The New Testament also offers warnings to believers. Again, to ignore these warnings or attempt to explain them away would be Biblically dishonest. Here are a few examples:


“And you, who once were alienated and enemies in your mind by wicked works, yet now He has reconciled in the body of His flesh through death, to present you holy, and blameless, and above reproach in His sight—if indeed you continue in the faith, grounded and steadfast, and are not moved away from the hope of the gospel which you heard, which was preached to every creature under heaven, of which I, Paul, became a minister.” (Colossians 1:21-23)


“Moreover, brethren, I declare to you the gospel which I preached to you, which also you received and in which you stand, by which also you are saved, if you hold fast that word which I preached to you—unless you believed in vain.” (1 Corinthians 15:1-2)


What happens if one doesn’t keep their faith in Jesus and places their faith in someone/something else? The Scriptures aren’t abundantly clear. However, that’s not enough reason for us to ignore them. It’s simply an admonition: keep your faith in Jesus. There are also Scriptures that speak about the ability for a believer to “fall away” (see 2 Thessalonians 2:1-5; 1 Timothy 4:1; and Hebrews 10:26-39).

This isn’t saying that a believer can lose their salvation, nor can they sin away their salvation. However, sin does carry dangerous consequences. When one consistently rejects the leading of the Holy Spirit and continues in sin, their heart hardens (see Hebrews 3:13). It’s possible for this individual’s heart to become so hardened they reject the Lord (see 1 John 5:16-17). The consequences of such an action are ultimately up to and known only by the Lord.

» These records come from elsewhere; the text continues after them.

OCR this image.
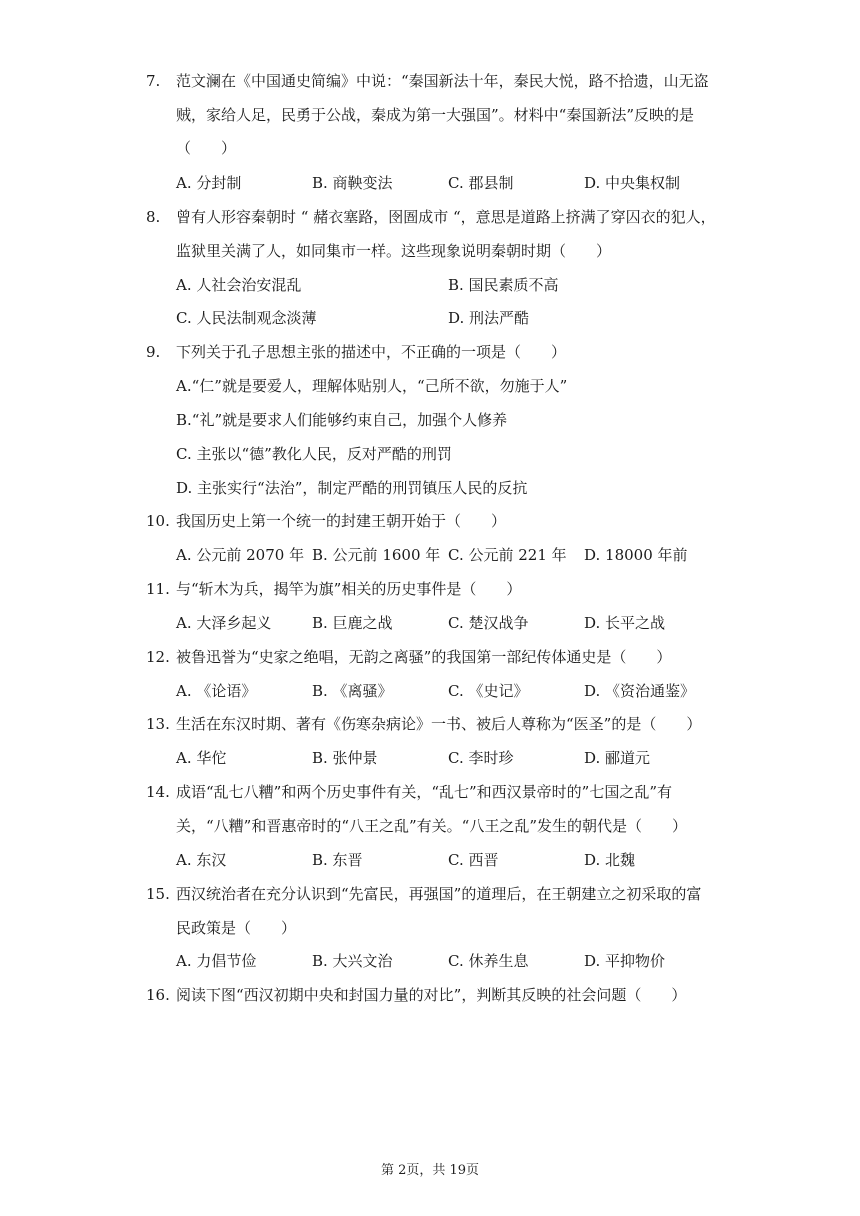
7. 范文澜在《中国通史简编》中说：“秦国新法十年，秦民大悦，路不拾遗，山无盗
贼，家给人足，民勇于公战，秦成为第一大强国”。材料中“秦国新法”反映的是
（　　）
A. 分封制	B. 商鞅变法	C. 郡县制	D. 中央集权制
8. 曾有人形容秦朝时 “ 赭衣塞路，囹圄成市 “，意思是道路上挤满了穿囚衣的犯人，
监狱里关满了人，如同集市一样。这些现象说明秦朝时期（　　）
A. 人社会治安混乱	B. 国民素质不高
C. 人民法制观念淡薄	D. 刑法严酷
9. 下列关于孔子思想主张的描述中，不正确的一项是（　　）
A.“仁”就是要爱人，理解体贴别人，“己所不欲，勿施于人”
B.“礼”就是要求人们能够约束自己，加强个人修养
C. 主张以“德”教化人民，反对严酷的刑罚
D. 主张实行“法治”，制定严酷的刑罚镇压人民的反抗
10. 我国历史上第一个统一的封建王朝开始于（　　）
A. 公元前 2070 年 B. 公元前 1600 年 C. 公元前 221 年 D. 18000 年前
11. 与“斩木为兵，揭竿为旗”相关的历史事件是（　　）
A. 大泽乡起义	B. 巨鹿之战	C. 楚汉战争	D. 长平之战
12. 被鲁迅誉为“史家之绝唱，无韵之离骚”的我国第一部纪传体通史是（　　）
A. 《论语》	B. 《离骚》	C. 《史记》	D. 《资治通鉴》
13. 生活在东汉时期、著有《伤寒杂病论》一书、被后人尊称为“医圣”的是（　　）
A. 华佗	B. 张仲景	C. 李时珍	D. 郦道元
14. 成语“乱七八糟”和两个历史事件有关，“乱七”和西汉景帝时的”七国之乱”有
关，“八糟”和晋惠帝时的“八王之乱”有关。“八王之乱”发生的朝代是（　　）
A. 东汉	B. 东晋	C. 西晋	D. 北魏
15. 西汉统治者在充分认识到“先富民，再强国”的道理后，在王朝建立之初采取的富
民政策是（　　）
A. 力倡节俭	B. 大兴文治	C. 休养生息	D. 平抑物价
16. 阅读下图“西汉初期中央和封国力量的对比”，判断其反映的社会问题（　　）
第 2页，共 19页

If you’re a believer, you have one simple part to play when it comes to your eternal salvation: keep your faith in Jesus. Keep looking to Jesus (see Hebrews 12:1-2). There is security and assurance for those whose heart remains steadfast in Him. Does anyone truly have an issue with encouraging believers to keep their faith in Jesus? As we look to Him, He takes care of the rest. It is there, we can truly rest.